La cosa había llegado a su fin y la reunión comenzó a disolverse poco a poco. Algunos vecinos tenían cosas que hacer; otros, los menos, pensaban que quien tendría cosas que hacer era, probablemente, don Ibrahim, y otros, que de todo hay siempre, se marcharon porque ya estaban cansados de llevar una hora larga de pie. Don Gumersindo López, empleado de la Campsa y vecino del entresuelo C, que era el único asistente que no había hablado, se iba preguntando, a medida que bajaba, pensativamente, las escaleras:

– ¿Y para esto pedí yo permiso en la oficina?

Doña Matilde, de vuelta de la lechería de doña Ramona, habla con la criada.

– Mañana traiga usted hígado para el mediodía, Lola. Don Tesifonte dice que es muy saludable.

Don Tesifonte es el oráculo de doña Matilde. Es también su huésped.

– Un higado que esté tiernecito para poder hacerlo con el guiso de los ríñones, con un poco de vino y cebollita picada.
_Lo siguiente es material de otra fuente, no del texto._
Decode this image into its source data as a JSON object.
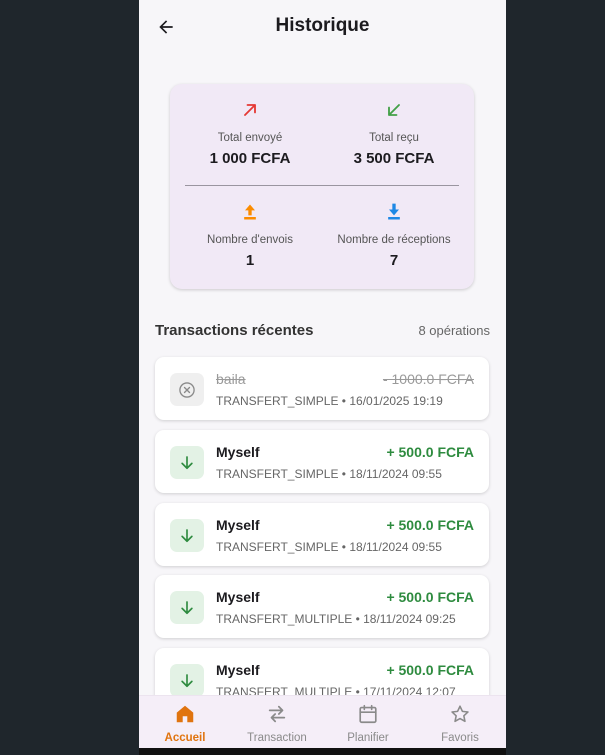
{
  "header": {
    "title": "Historique"
  },
  "summary": {
    "sent": {
      "label": "Total envoyé",
      "value": "1 000 FCFA",
      "color": "#e53935"
    },
    "received": {
      "label": "Total reçu",
      "value": "3 500 FCFA",
      "color": "#43a047"
    },
    "sends_count": {
      "label": "Nombre d'envois",
      "value": "1",
      "color": "#fb8c00"
    },
    "receptions_count": {
      "label": "Nombre de réceptions",
      "value": "7",
      "color": "#1e88e5"
    }
  },
  "transactions": {
    "title": "Transactions récentes",
    "count": "8 opérations",
    "items": [
      {
        "name": "baila",
        "amount": "- 1000.0 FCFA",
        "meta": "TRANSFERT_SIMPLE • 16/01/2025 19:19",
        "status": "cancelled"
      },
      {
        "name": "Myself",
        "amount": "+ 500.0 FCFA",
        "meta": "TRANSFERT_SIMPLE • 18/11/2024 09:55",
        "status": "received"
      },
      {
        "name": "Myself",
        "amount": "+ 500.0 FCFA",
        "meta": "TRANSFERT_SIMPLE • 18/11/2024 09:55",
        "status": "received"
      },
      {
        "name": "Myself",
        "amount": "+ 500.0 FCFA",
        "meta": "TRANSFERT_MULTIPLE • 18/11/2024 09:25",
        "status": "received"
      },
      {
        "name": "Myself",
        "amount": "+ 500.0 FCFA",
        "meta": "TRANSFERT_MULTIPLE • 17/11/2024 12:07",
        "status": "received"
      }
    ]
  },
  "nav": {
    "items": [
      {
        "label": "Accueil",
        "icon": "home-icon",
        "active": true
      },
      {
        "label": "Transaction",
        "icon": "swap-icon",
        "active": false
      },
      {
        "label": "Planifier",
        "icon": "calendar-icon",
        "active": false
      },
      {
        "label": "Favoris",
        "icon": "star-icon",
        "active": false
      }
    ],
    "active_color": "#e0740f"
  }
}
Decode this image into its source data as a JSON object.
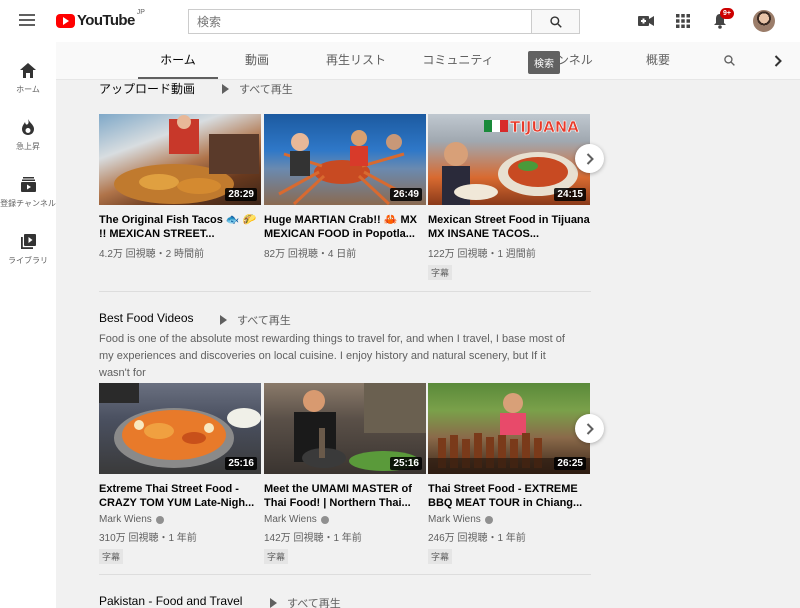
{
  "app": {
    "logo_text": "YouTube",
    "logo_region": "JP"
  },
  "search": {
    "placeholder": "検索",
    "tooltip": "検索"
  },
  "topbar": {
    "notification_count": "9+"
  },
  "leftnav": {
    "items": [
      {
        "label": "ホーム",
        "icon": "home-icon"
      },
      {
        "label": "急上昇",
        "icon": "fire-icon"
      },
      {
        "label": "登録チャンネル",
        "icon": "subscriptions-icon"
      },
      {
        "label": "ライブラリ",
        "icon": "library-icon"
      }
    ]
  },
  "tabs": [
    {
      "label": "ホーム",
      "active": true
    },
    {
      "label": "動画"
    },
    {
      "label": "再生リスト"
    },
    {
      "label": "コミュニティ"
    },
    {
      "label": "チャンネル"
    },
    {
      "label": "概要"
    }
  ],
  "sections": [
    {
      "title": "アップロード動画",
      "play_all": "すべて再生",
      "videos": [
        {
          "title": "The Original Fish Tacos 🐟 🌮 !! MEXICAN STREET...",
          "meta": "4.2万 回視聴・2 時間前",
          "duration": "28:29"
        },
        {
          "title": "Huge MARTIAN Crab!! 🦀 MX MEXICAN FOOD in Popotla...",
          "meta": "82万 回視聴・4 日前",
          "duration": "26:49"
        },
        {
          "title": "Mexican Street Food in Tijuana MX INSANE TACOS...",
          "meta": "122万 回視聴・1 週間前",
          "duration": "24:15",
          "badge": "字幕"
        }
      ]
    },
    {
      "title": "Best Food Videos",
      "play_all": "すべて再生",
      "description": "Food is one of the absolute most rewarding things to travel for, and when I travel, I base most of my experiences and discoveries on local cuisine. I enjoy history and natural scenery, but If it wasn't for",
      "videos": [
        {
          "title": "Extreme Thai Street Food - CRAZY TOM YUM Late-Nigh...",
          "channel": "Mark Wiens",
          "meta": "310万 回視聴・1 年前",
          "duration": "25:16",
          "badge": "字幕"
        },
        {
          "title": "Meet the UMAMI MASTER of Thai Food! | Northern Thai...",
          "channel": "Mark Wiens",
          "meta": "142万 回視聴・1 年前",
          "duration": "25:16",
          "badge": "字幕"
        },
        {
          "title": "Thai Street Food - EXTREME BBQ MEAT TOUR in Chiang...",
          "channel": "Mark Wiens",
          "meta": "246万 回視聴・1 年前",
          "duration": "26:25",
          "badge": "字幕"
        }
      ]
    },
    {
      "title": "Pakistan - Food and Travel",
      "play_all": "すべて再生"
    }
  ],
  "colors": {
    "brand_red": "#ff0000",
    "text_secondary": "#606060",
    "background": "#f1f1f1"
  }
}
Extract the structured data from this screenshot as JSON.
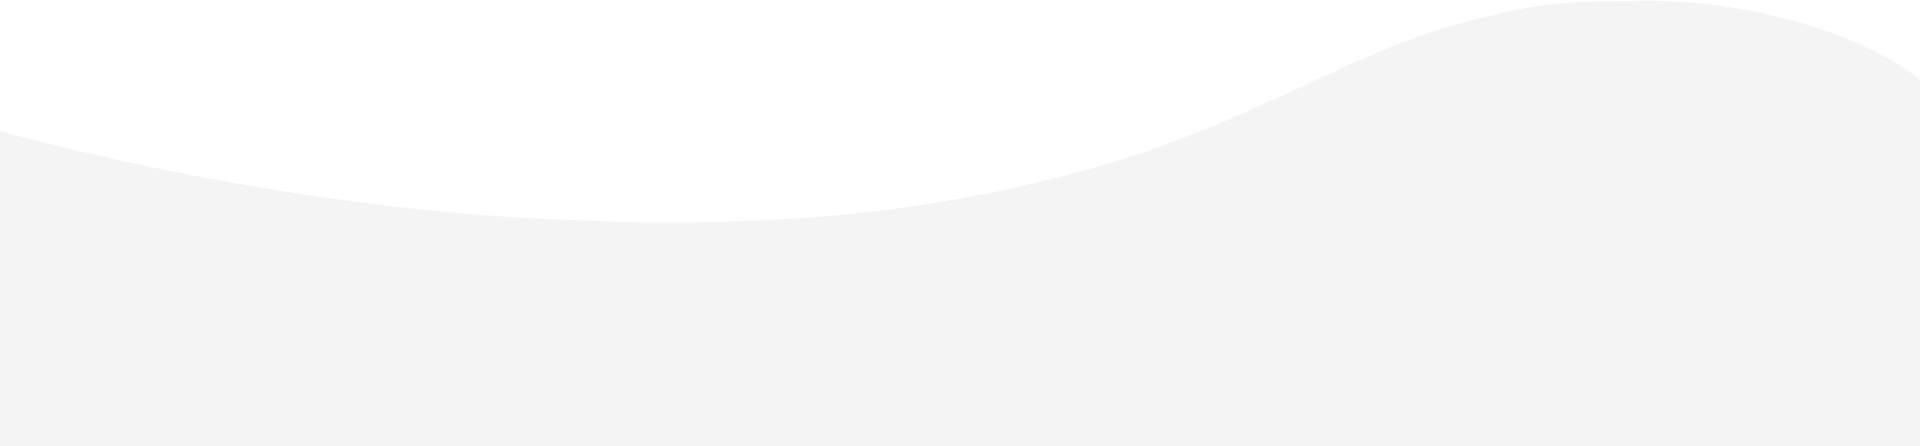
{
  "colors": {
    "background": "#ffffff",
    "wave_fill": "#f4f4f4"
  }
}
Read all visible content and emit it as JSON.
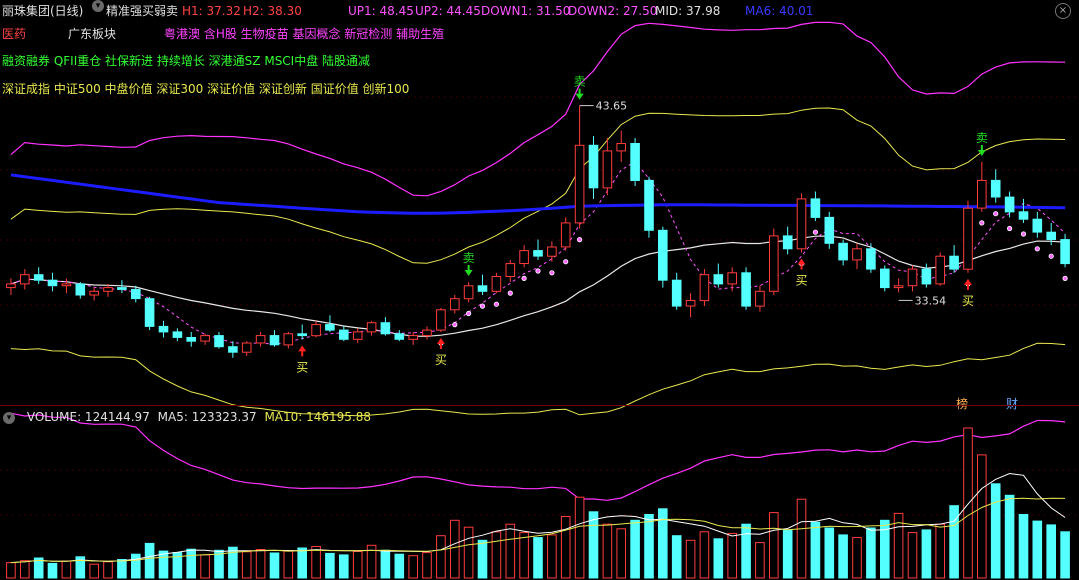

Lola dice a todo que sí; después, del mercado, trae lo primero que encuentra o lo que le da la gana.

Seoane sale de su casa. Todas las tardes, a las seis y media, empieza a tocar el violín en el Café de doña Rosa. Su mujer se queda zurciendo calcetines y camisetas en la cocina. El matrimonio vive en un sótano de la calle de Ruiz, húmedo y malsano, por el que pagan quince duros; menos mal que está a un paso del Café y Seoane no tiene que gastarse jamás ni un real en tranvías.